Populism at the wrong time
All these signs of populism come at a time when the European economy is enjoying one of its most sustained upswings for a decade. A run of economic indicators have shown that the recovery, especially among those countries that use the euro currency, has been gaining momentum through 2017. The recovery, which has also seen unemployment come off highs, has prompted speculation that the European Central Bank will start to ease back on some of its emergency stimulus measures in the coming months.
Many economists ascribe the improving economic backdrop to the defeat of populist politicians earlier this year, notably in France where National Front leader Marine Le Pen lost overwhelmingly in the presidential runoff against Macron. Her defeat come a few weeks after Geert Wilders’ anti-Islam Freedom Party fared worse than anticipated in Dutch elections.

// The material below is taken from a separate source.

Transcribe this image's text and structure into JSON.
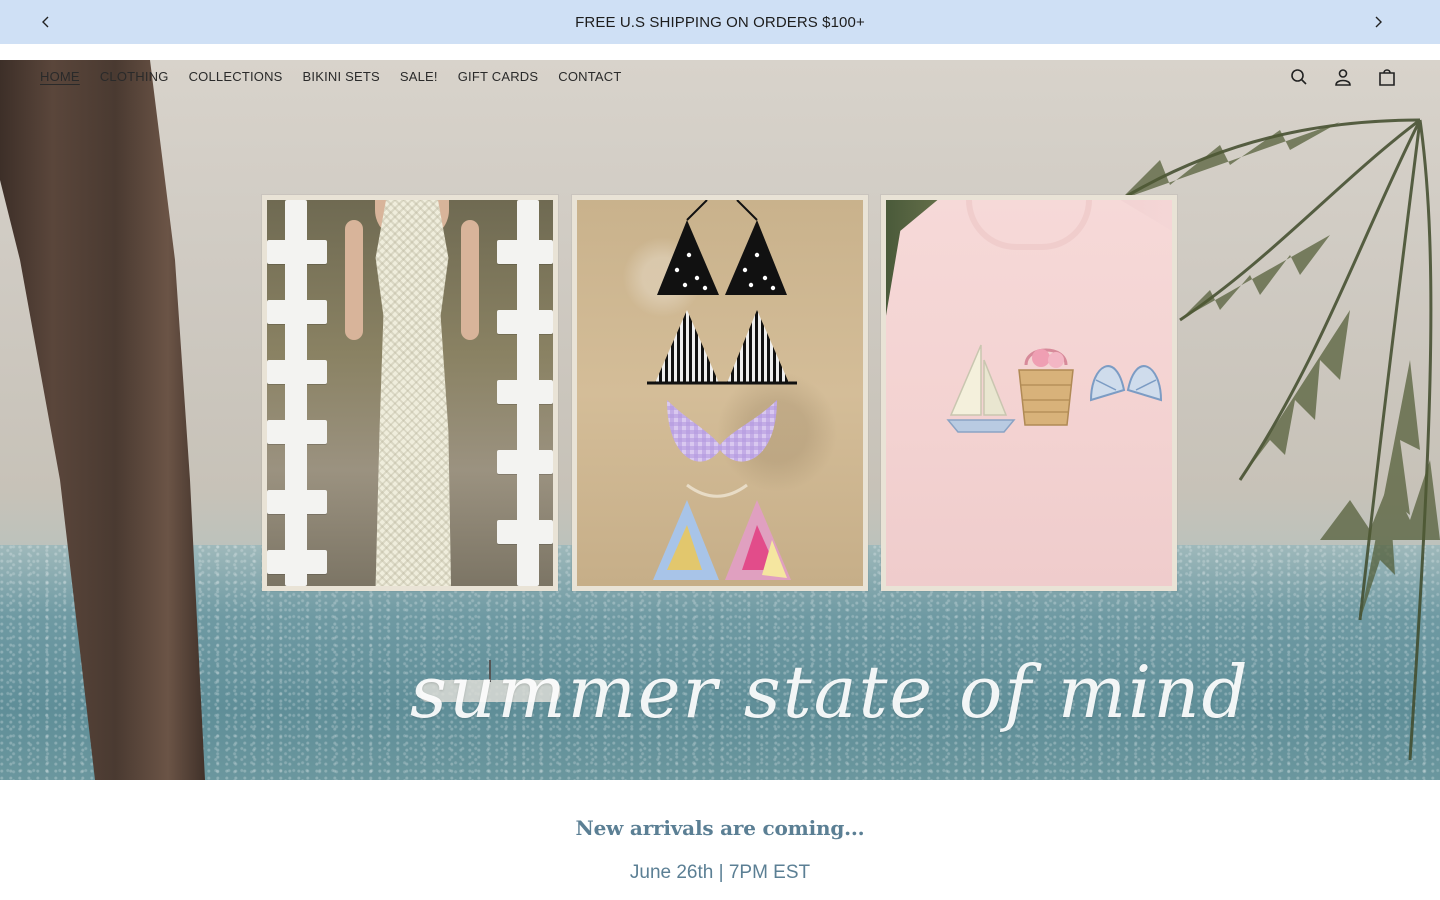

At the start of this year, the rise of populism was considered by many economists as the gravest cloud hanging over Europe’s economic future, especially as worries over Greece had abated. The Brexit vote in Britain in the summer of 2016 had shown how vulnerable the region could be to populist movements. The great fear for those overseeing the euro currency is that a party may come into government seeking to get out of the single currency and revert to the country’s original currency.
What’s occurred in the past few weeks is evidence that those populist forces are not done yet.
Simon Derrick, chief currency strategist at BNY Mellon, said “it would make sense for the euro to weaken if concerns about populism in the eurozone re-emerged.”
The next potential worry is Italy, where elections have to be held by May 2018. The country has for years grown more slowly than other developed economies and there are concerns that a party seeking to blame the country’s problems on the euro could make headway in the elections, potentially triggering more volatility for a currency that’s spent years dodging crises. In August, former premier Silvio Berlusconi floated the idea of a parallel currency being introduced in Italy.